Deaths from listeria and streptococcus: a wake-up call for public health
As medical students in Newcastle upon Tyne in the late 1960s and early 1970s, we were in fear and awe of a senior surgeon who had seen military service in the Second World War. His teaching on ward rounds was clear and precise: using a pen, ink and a clipboard he would draw diagrams of Billroth 1 and 2 surgical operations and, if you were late to the ward or unable to answer his questions, the same tools would create a hangman illustration with your head in the noose. He regaled us with clinical war stories of how just he and a trained nurse had triaged casualties from a sunk warship off the Italian coast with minimal loss of life. On a Saturday morning he would conduct a military and forensic hygiene examination of the ward and the ablutions (his wound infection rates were a fraction of those of the new Professor of surgery who placed great faith in antibiotics).
I was reminded of all this during this summer, when there were two serious failures of the public health system in England. Firstly, there was the incident involving a Listeria infection from contaminated hospital sandwiches in hospitals across the country that killed six elderly patients, which was closely followed by 12 group ‘A ‘ streptococcal deaths among patients in care homes and in their own homes in mid-Essex.
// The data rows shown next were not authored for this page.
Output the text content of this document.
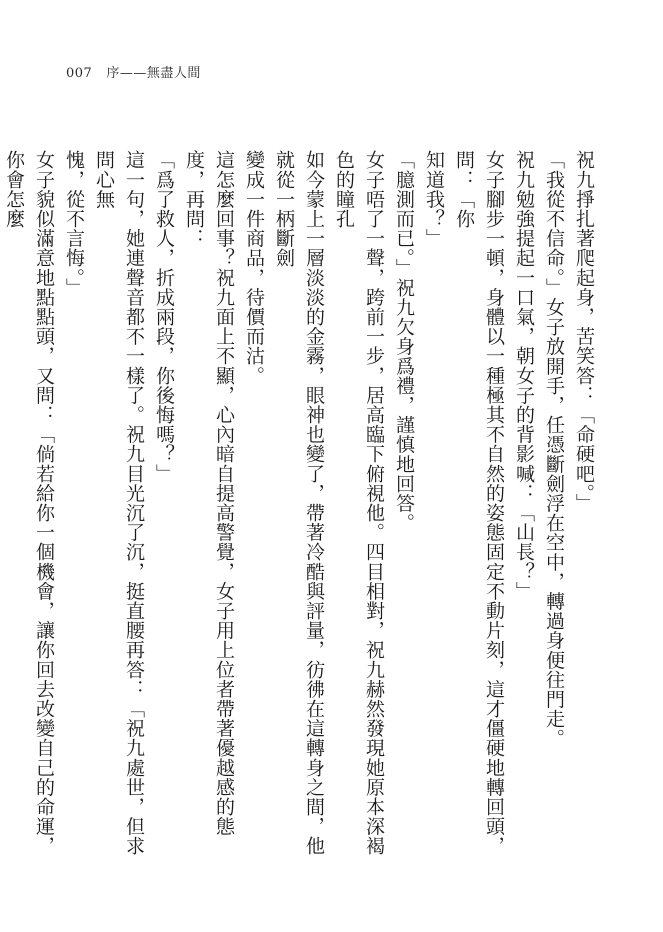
007 序——無盡人間

祝九掙扎著爬起身，苦笑答：「命硬吧。」

「我從不信命。」女子放開手，任憑斷劍浮在空中，轉過身便往門走。

祝九勉強提起一口氣，朝女子的背影喊：「山長？」

女子腳步一頓，身體以一種極其不自然的姿態固定不動片刻，這才僵硬地轉回頭，問：「你

知道我？」

「臆測而已。」祝九欠身爲禮，謹慎地回答。

女子唔了一聲，跨前一步，居高臨下俯視他。四目相對，祝九赫然發現她原本深褐色的瞳孔

如今蒙上一層淡淡的金霧，眼神也變了，帶著冷酷與評量，彷彿在這轉身之間，他就從一柄斷劍

變成一件商品，待價而沽。

這怎麼回事？祝九面上不顯，心內暗自提高警覺，女子用上位者帶著優越感的態度，再問：

「爲了救人，折成兩段，你後悔嗎？」

這一句，她連聲音都不一樣了。祝九目光沉了沉，挺直腰再答：「祝九處世，但求問心無

愧，從不言悔。」

女子貌似滿意地點點頭，又問：「倘若給你一個機會，讓你回去改變自己的命運，你會怎麼
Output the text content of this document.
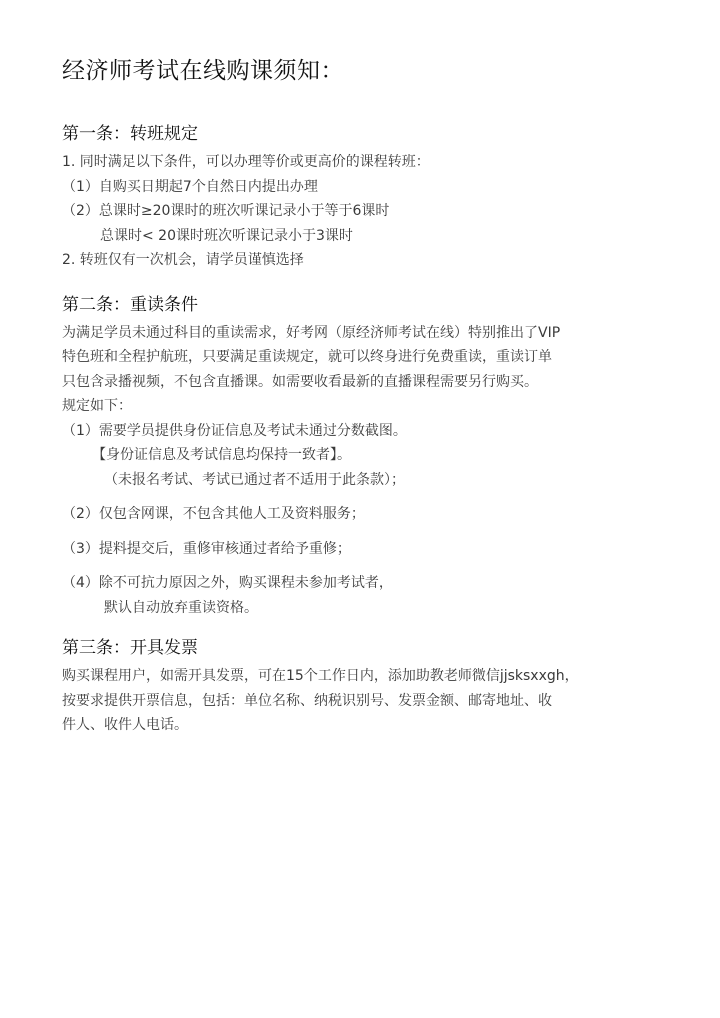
经济师考试在线购课须知：
第一条：转班规定
1. 同时满足以下条件，可以办理等价或更高价的课程转班：
（1）自购买日期起7个自然日内提出办理
（2）总课时≥20课时的班次听课记录小于等于6课时
总课时< 20课时班次听课记录小于3课时
2. 转班仅有一次机会，请学员谨慎选择
第二条：重读条件
为满足学员未通过科目的重读需求，好考网（原经济师考试在线）特别推出了VIP
特色班和全程护航班，只要满足重读规定，就可以终身进行免费重读，重读订单
只包含录播视频，不包含直播课。如需要收看最新的直播课程需要另行购买。
规定如下：
（1）需要学员提供身份证信息及考试未通过分数截图。
【身份证信息及考试信息均保持一致者】。
（未报名考试、考试已通过者不适用于此条款）；
（2）仅包含网课，不包含其他人工及资料服务；
（3）提料提交后，重修审核通过者给予重修；
（4）除不可抗力原因之外，购买课程未参加考试者，
默认自动放弃重读资格。
第三条：开具发票
购买课程用户，如需开具发票，可在15个工作日内，添加助教老师微信jjsksxxgh，
按要求提供开票信息，包括：单位名称、纳税识别号、发票金额、邮寄地址、收
件人、收件人电话。
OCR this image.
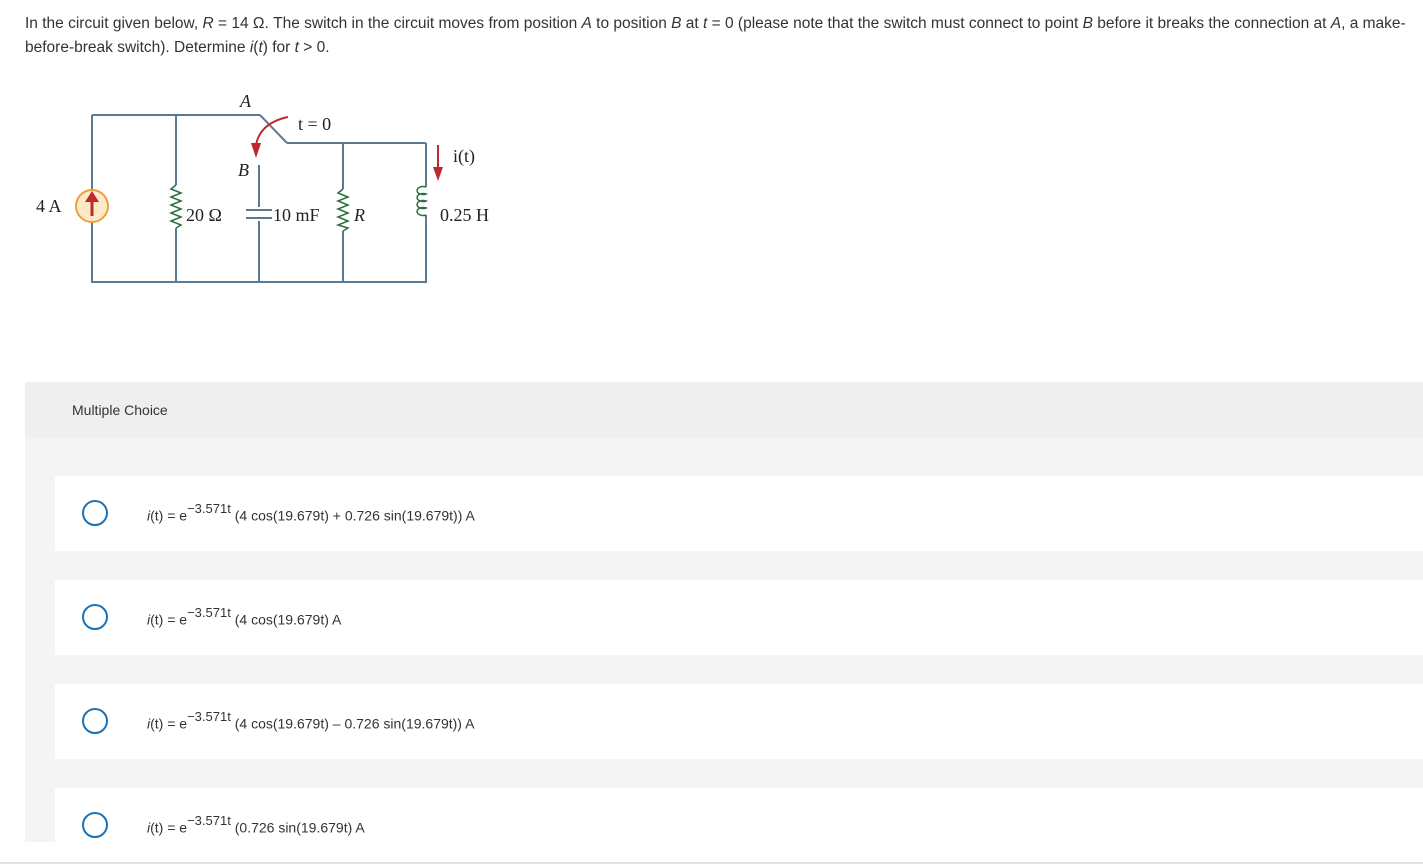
In the circuit given below, R = 14 Ω. The switch in the circuit moves from position A to position B at t = 0 (please note that the switch must connect to point B before it breaks the connection at A, a make-before-break switch). Determine i(t) for t > 0.
A
B
t = 0
i(t)
4 A	20 Ω	10 mF R	0.25 H
Multiple Choice
$i(t) = e^{-3.571t}$ (4 cos(19.679t) + 0.726 sin(19.679t)) A
$i(t) = e^{-3.571t}$ (4 cos(19.679t) A
$i(t) = e^{-3.571t}$ (4 cos(19.679t) – 0.726 sin(19.679t)) A
$i(t) = e^{-3.571t}$ (0.726 sin(19.679t) A
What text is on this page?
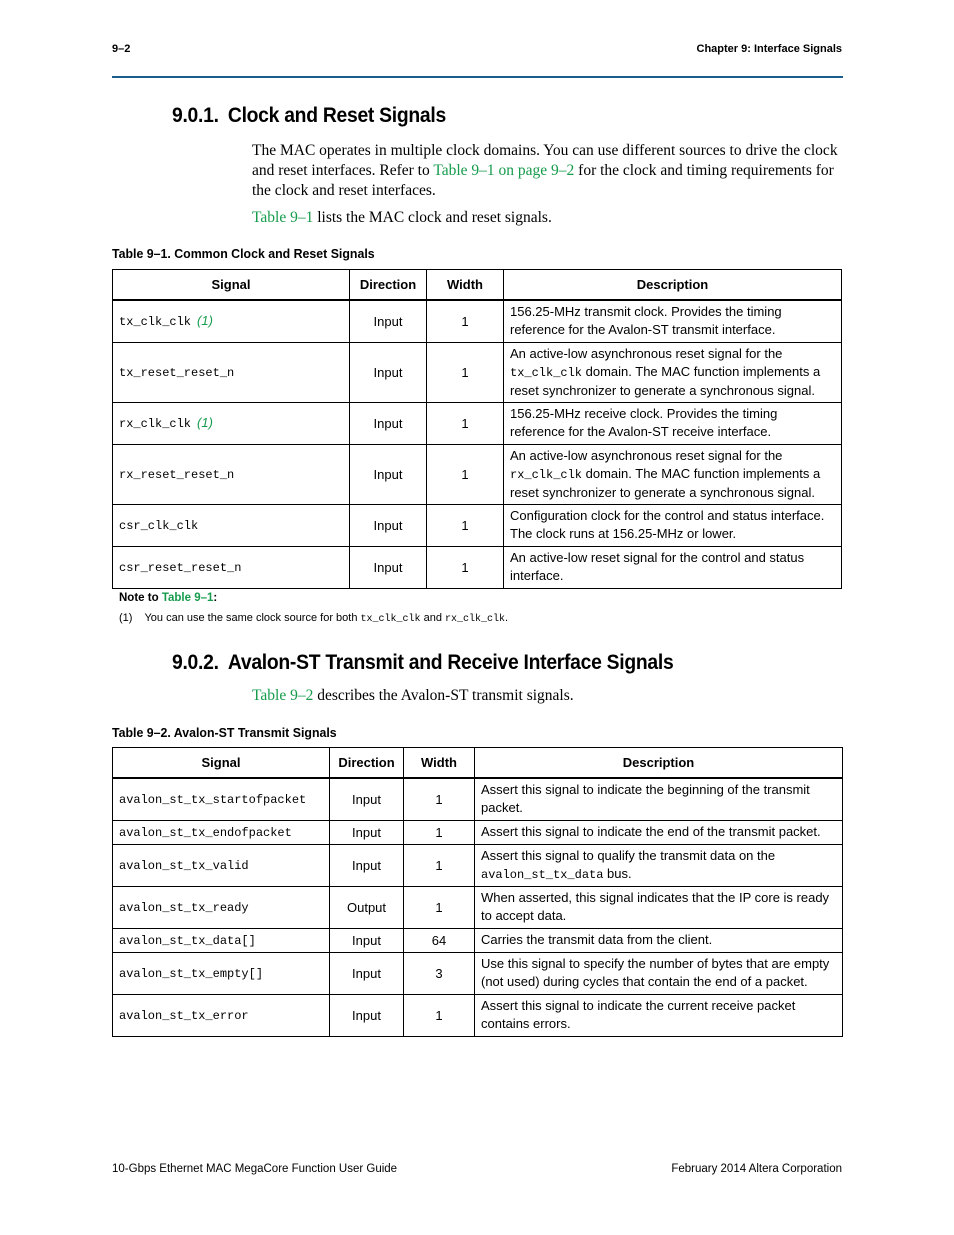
9–2	Chapter 9: Interface Signals
9.0.1. Clock and Reset Signals
The MAC operates in multiple clock domains. You can use different sources to drive the clock and reset interfaces. Refer to Table 9–1 on page 9–2 for the clock and timing requirements for the clock and reset interfaces.
Table 9–1 lists the MAC clock and reset signals.
Table 9–1. Common Clock and Reset Signals
Signal	Direction	Width	Description
tx_clk_clk (1)	Input	1	156.25-MHz transmit clock. Provides the timing reference for the Avalon-ST transmit interface.
tx_reset_reset_n	Input	1	An active-low asynchronous reset signal for the tx_clk_clk domain. The MAC function implements a reset synchronizer to generate a synchronous signal.
rx_clk_clk (1)	Input	1	156.25-MHz receive clock. Provides the timing reference for the Avalon-ST receive interface.
rx_reset_reset_n	Input	1	An active-low asynchronous reset signal for the rx_clk_clk domain. The MAC function implements a reset synchronizer to generate a synchronous signal.
csr_clk_clk	Input	1	Configuration clock for the control and status interface. The clock runs at 156.25-MHz or lower.
csr_reset_reset_n	Input	1	An active-low reset signal for the control and status interface.
Note to Table 9–1:
(1) You can use the same clock source for both tx_clk_clk and rx_clk_clk.
9.0.2. Avalon-ST Transmit and Receive Interface Signals
Table 9–2 describes the Avalon-ST transmit signals.
Table 9–2. Avalon-ST Transmit Signals
Signal	Direction	Width	Description
avalon_st_tx_startofpacket	Input	1	Assert this signal to indicate the beginning of the transmit packet.
avalon_st_tx_endofpacket	Input	1	Assert this signal to indicate the end of the transmit packet.
avalon_st_tx_valid	Input	1	Assert this signal to qualify the transmit data on the avalon_st_tx_data bus.
avalon_st_tx_ready	Output	1	When asserted, this signal indicates that the IP core is ready to accept data.
avalon_st_tx_data[]	Input	64	Carries the transmit data from the client.
avalon_st_tx_empty[]	Input	3	Use this signal to specify the number of bytes that are empty (not used) during cycles that contain the end of a packet.
avalon_st_tx_error	Input	1	Assert this signal to indicate the current receive packet contains errors.
10-Gbps Ethernet MAC MegaCore Function User Guide	February 2014 Altera Corporation
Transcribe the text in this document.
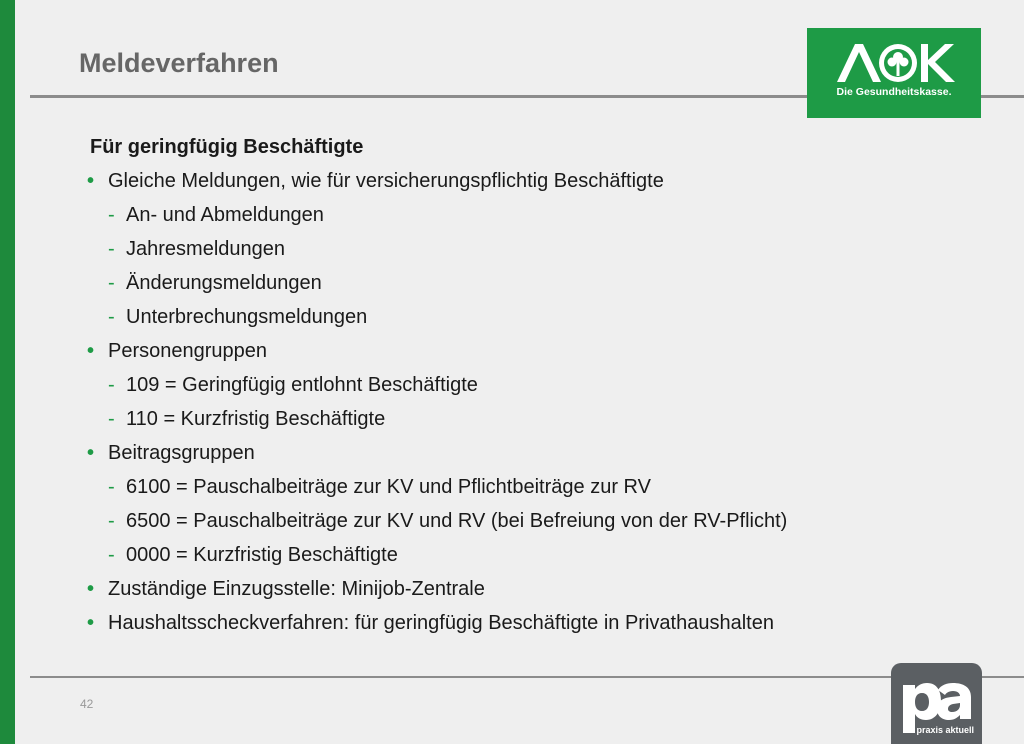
Meldeverfahren
Die Gesundheitskasse.
Für geringfügig Beschäftigte
• Gleiche Meldungen, wie für versicherungspflichtig Beschäftigte
- An- und Abmeldungen
- Jahresmeldungen
- Änderungsmeldungen
- Unterbrechungsmeldungen
• Personengruppen
- 109 = Geringfügig entlohnt Beschäftigte
- 110 = Kurzfristig Beschäftigte
• Beitragsgruppen
- 6100 = Pauschalbeiträge zur KV und Pflichtbeiträge zur RV
- 6500 = Pauschalbeiträge zur KV und RV (bei Befreiung von der RV-Pflicht)
- 0000 = Kurzfristig Beschäftigte
• Zuständige Einzugsstelle: Minijob-Zentrale
• Haushaltsscheckverfahren: für geringfügig Beschäftigte in Privathaushalten
42
praxis aktuell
For me it was a deja vu moment, a re-run of two serious clinical service failures in the mid-1980s that brought urgent action. First, in August 1984, an outbreak of salmonella food poisoning at the Stanley Royds Psychiatric Hospital in Yorkshire led to the deaths of 19 elderly patients, while an outbreak of Legionella at Stafford District General Hospital in April 1985 affected 68 patients, of whom 22 died. As a result of these two major clinical incidents, Chief Medical Officer, Sir Donald Acheson, carried out an enquiry into public health in England that led to steps being taken to rectify serious weaknesses in effective local environmental and communicable disease control. It is to be hoped that the latest incidents will lead to a similar level of scrutiny of Public Health England, which has been responsible for providing leadership and ensuring a robust and effective public health system since the Lansley reforms to the NHS in 2012.
If a review was to be carried out today it is likely to find that the arrangements that have been in place since 2013 have led to a centralisation of public health into London and the south-east, with a weakening of the local and regional levels that have been an essential part of the NHS since 1948. It would also most likely find a weakening of the public health support for the NHS at all levels, including local hospitals and care homes. I would hope that steps would then be taken to rectify these unacceptable vulnerabilities in the system, but it shouldn’t stop there. One lesson down the decades from Newcastle is the fundamental role of clinicians as guardians of the public health. That we now have hospitals without kitchens to provide safe, nourishing food to vulnerable patients is an indictment of all of us who have allowed this to happen. Sound nutrition is as important as pharmaceuticals and other evidence based interventions in total patient care, and a general hospital without a fully functioning kitchen is like one without an operating theatre. It is time to reclaim a clinical role in public health.